Dowsing has been used for millennia to search for underground water and metals and even in recent times water and electricity companies have used dowsers to find pipes and cables. An experienced dowser can tell the difference between a telephone cable and a power cable. But dowsers claim that the same sense can be used to detect mysterious earth energies emanating from the ground. The rods or pendulums held by the dowser allow the senses to refine the signal. It is not the rods, whether they are L shaped or V, or the pendulum, which finds the object being sought. In a way not understood, many people, in fact many more than is generally recognised, can sense the presence of water, for example. When suitably relaxed the dowser experiences a certain tensing of the muscles in the presence of the object being sought. It is this tensing of the muscles that reacts on the dowsing instrument causing it to move.

Experienced dowsers can often dispense with the instrument and use only their hands. In ancient times the dowsing instrument was a thin rod held in front of the dowser. When water or an energy line was detected the rod would wag up and down. This is said to be the explanation of the passage in the Bible that refers to Moses smiting the rock and water gushing forth - he was dowsing for water in the desert. Similarly, the ceremony of 'beating the bounds' originated in dowsing, from a time when energy lines were often used to mark boundaries.

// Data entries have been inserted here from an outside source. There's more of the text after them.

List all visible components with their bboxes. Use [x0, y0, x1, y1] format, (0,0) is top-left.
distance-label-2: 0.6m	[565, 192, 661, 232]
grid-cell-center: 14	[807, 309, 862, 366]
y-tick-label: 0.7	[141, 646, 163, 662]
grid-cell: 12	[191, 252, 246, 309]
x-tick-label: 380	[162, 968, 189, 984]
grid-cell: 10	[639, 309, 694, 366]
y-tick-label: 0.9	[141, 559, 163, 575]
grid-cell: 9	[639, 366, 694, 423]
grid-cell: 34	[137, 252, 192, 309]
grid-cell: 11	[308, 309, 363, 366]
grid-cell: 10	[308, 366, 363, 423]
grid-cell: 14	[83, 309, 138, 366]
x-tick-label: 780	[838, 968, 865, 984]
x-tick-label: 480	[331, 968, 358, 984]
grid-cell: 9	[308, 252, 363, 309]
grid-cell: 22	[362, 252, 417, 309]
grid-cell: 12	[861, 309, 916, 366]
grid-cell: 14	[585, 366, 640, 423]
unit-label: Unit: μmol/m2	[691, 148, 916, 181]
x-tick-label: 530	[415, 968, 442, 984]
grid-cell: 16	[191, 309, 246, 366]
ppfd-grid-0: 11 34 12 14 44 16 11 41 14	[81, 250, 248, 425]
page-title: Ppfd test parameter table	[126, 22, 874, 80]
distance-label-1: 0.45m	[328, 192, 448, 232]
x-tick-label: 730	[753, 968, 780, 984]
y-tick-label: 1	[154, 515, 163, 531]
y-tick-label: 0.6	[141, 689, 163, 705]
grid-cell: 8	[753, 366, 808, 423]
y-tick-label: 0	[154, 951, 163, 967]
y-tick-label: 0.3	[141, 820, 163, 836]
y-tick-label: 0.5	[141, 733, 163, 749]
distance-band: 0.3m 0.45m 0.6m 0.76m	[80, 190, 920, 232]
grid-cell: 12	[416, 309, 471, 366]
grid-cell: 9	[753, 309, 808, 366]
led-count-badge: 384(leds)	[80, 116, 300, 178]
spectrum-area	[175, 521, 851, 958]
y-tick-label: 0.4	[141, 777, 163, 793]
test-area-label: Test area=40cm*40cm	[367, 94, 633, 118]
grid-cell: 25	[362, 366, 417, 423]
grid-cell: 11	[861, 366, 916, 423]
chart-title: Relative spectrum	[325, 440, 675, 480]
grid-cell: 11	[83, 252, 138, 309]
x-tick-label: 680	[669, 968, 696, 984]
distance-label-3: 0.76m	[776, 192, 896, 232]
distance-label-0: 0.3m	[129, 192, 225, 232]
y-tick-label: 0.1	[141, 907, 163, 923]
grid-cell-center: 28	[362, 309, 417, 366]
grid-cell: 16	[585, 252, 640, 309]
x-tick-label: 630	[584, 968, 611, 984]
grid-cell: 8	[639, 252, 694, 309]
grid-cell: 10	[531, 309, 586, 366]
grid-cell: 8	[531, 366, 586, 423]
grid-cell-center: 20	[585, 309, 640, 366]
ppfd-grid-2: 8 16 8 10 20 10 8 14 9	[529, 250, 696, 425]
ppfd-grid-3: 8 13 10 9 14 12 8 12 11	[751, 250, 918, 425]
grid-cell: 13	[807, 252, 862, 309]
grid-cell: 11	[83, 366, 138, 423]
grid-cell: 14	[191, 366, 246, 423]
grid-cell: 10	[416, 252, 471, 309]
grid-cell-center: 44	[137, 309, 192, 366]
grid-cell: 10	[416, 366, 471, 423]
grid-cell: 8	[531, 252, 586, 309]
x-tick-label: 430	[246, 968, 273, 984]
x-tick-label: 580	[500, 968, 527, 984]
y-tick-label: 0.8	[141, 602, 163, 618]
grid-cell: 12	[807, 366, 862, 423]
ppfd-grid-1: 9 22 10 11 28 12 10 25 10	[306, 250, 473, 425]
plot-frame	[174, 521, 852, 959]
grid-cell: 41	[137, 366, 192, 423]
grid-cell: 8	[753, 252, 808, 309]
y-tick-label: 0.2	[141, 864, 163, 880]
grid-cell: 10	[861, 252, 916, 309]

In ancient times the dowser was checking and re-establishing the boundary. Modern re-enactments of the ceremony are usually done in ignorance of the real origins. Dowsers claim that it is possible to dowse for almost anything. Such occurrences are difficult to explain as no physically measurable phenomena have ever been detected although the detection of water, for example, has been an accepted ability of dowsers since ancient times.

Ancient religious sites, for example stone circles, seem to attract the energy lines. Or more accurately the ancients recognised the special nature of such an area and religious sites were deliberately placed in them. Many ancient religious sites were later taken over for Christian churches and so it is common to find old churches that have an association with energy lines. Although these lines can be found throughout Britain (and Europe) there are two particularly strong ones which intertwine and together run from Hopton on the Suffolk coast to St Michael's Mount and beyond in Cornwall. Swedish visitors to the cave claim that the lines are picked up again in southern Sweden. In England they are known as the Michael and Mary lines from the preponderance of churches dedicated to either Michael or Mary, which are reputed to lie on them and they are believed to have respectively male and female attributes. Miller and Broadhurst believe that the ancients went on pilgrimages along the lines and that they set up shrines along the route and that these gave rise to the churches dedicated to St Michael and St Mary. At a limited number of places the lines cross each other at significant religious sites like Glastonbury and one of those places is the Royston Cave. So the Cave could have been originally an ancient religious site taken over by the Templars for their own ceremonies.